Öğle Saatleri: Memuriyetin evrende sudan sonraki en iyi çözücü olduğu söylenir. Bir insanın yavaş yavaş eridiğini görürsünüz; kıyafetleri eskir, gözler pörsür, bir küçük insancık kalır geriye. Salim Bey insancık olmak üzereyken Nuriye'yle karşılaşır. Kırk beş yaşındaki Salim Bey için yirmilerindeki Nuriye yaşam kurtarıcı dostluğuyla geçen günleri katlanılır kılan insandır ama kız hayat pahalılığıyla baş edemediği ve ailesinin günden güne eridiğini gördüğü için evlenmeye karar verir. Yaşlı bir adam, zengin, Nuriye'yi Salim Bey'den çalacaktır. Son günleri çok acılı olur, Nuriye gittikten sonra Salim Bey kedilere seslenir, daha doğrusu kediler gelsin diye onlara yalvarır.

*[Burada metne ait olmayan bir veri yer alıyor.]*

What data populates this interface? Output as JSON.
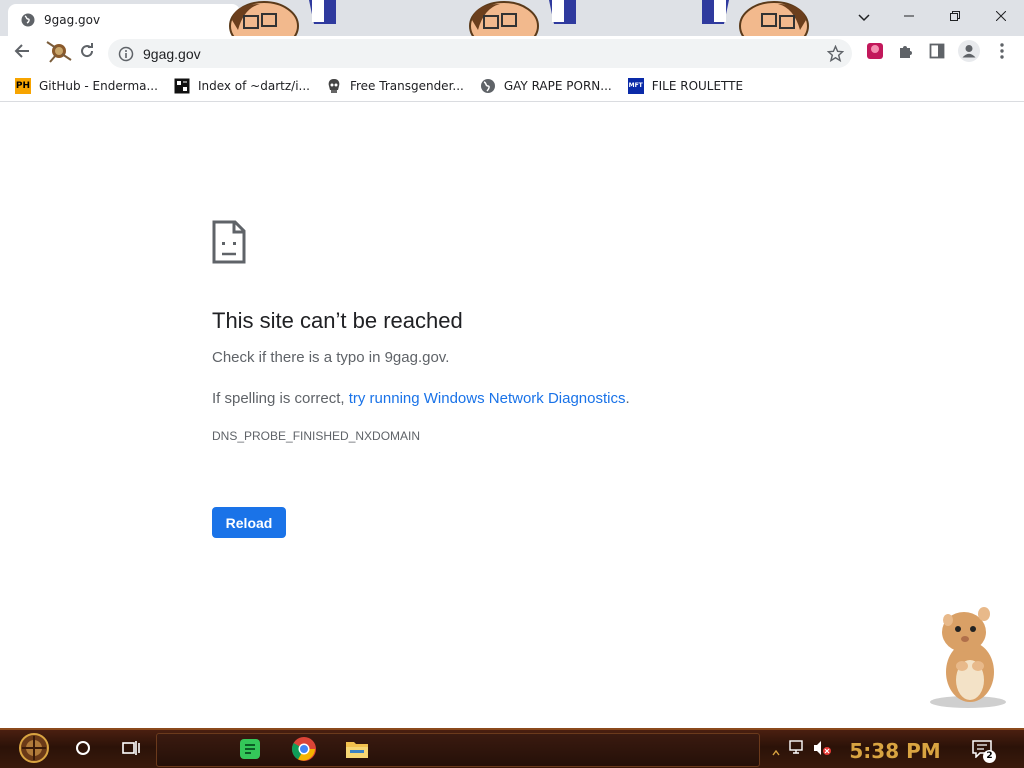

Rose Bonbon ve Bakırçalığı, Baran'ın kopuş izleğini taşısa da farklı mekanlar kullanması sebebiyle dikkat çeken öyküler. Birinde İstanbul'a gelen taşralı bir zenginin, mafyanın arkadaşının yardımıyla kenti tanıma çabası vardır, diğeri daha ilginç. Üniversitede aşık olduğu hocasıyla evlenen bir kadının yalnızlığı anlatılır. Aşk kısa sürede söner, kadın yirmi yaş büyük patronuyla/kocasıyla/hocasıyla yıllar geçirir. Mardin'e giderler, orada kadını birkaç haftadır takip eden bir ağa ortaya çıkar. Kibar bir adamdır, kadına sultan olduğunu söyler. Kadın hiçbir şey anlamaz ama karşısındaki adamın diri yapısından etkilenir, sevişirler. Adam ortadan kaybolur, kadın adamı bekler ama gelmez, bir yandan da o gece ne yaptığını öğrenmek isteyen kocasının bütün ısrarlarına rağmen susar. Her şey ortada ama söylenmeyenler işkenceye dönüşür. Başka tür bir işkence, yaşama yüklenen bir ağrı daha.

Eğrelti Yeşili adlı öykü de oldukça iyidir, farklı kırıkları anlatır.

Öncekilere göre daha yüklü öyküler bunlar, geçmişin izi daha ağır.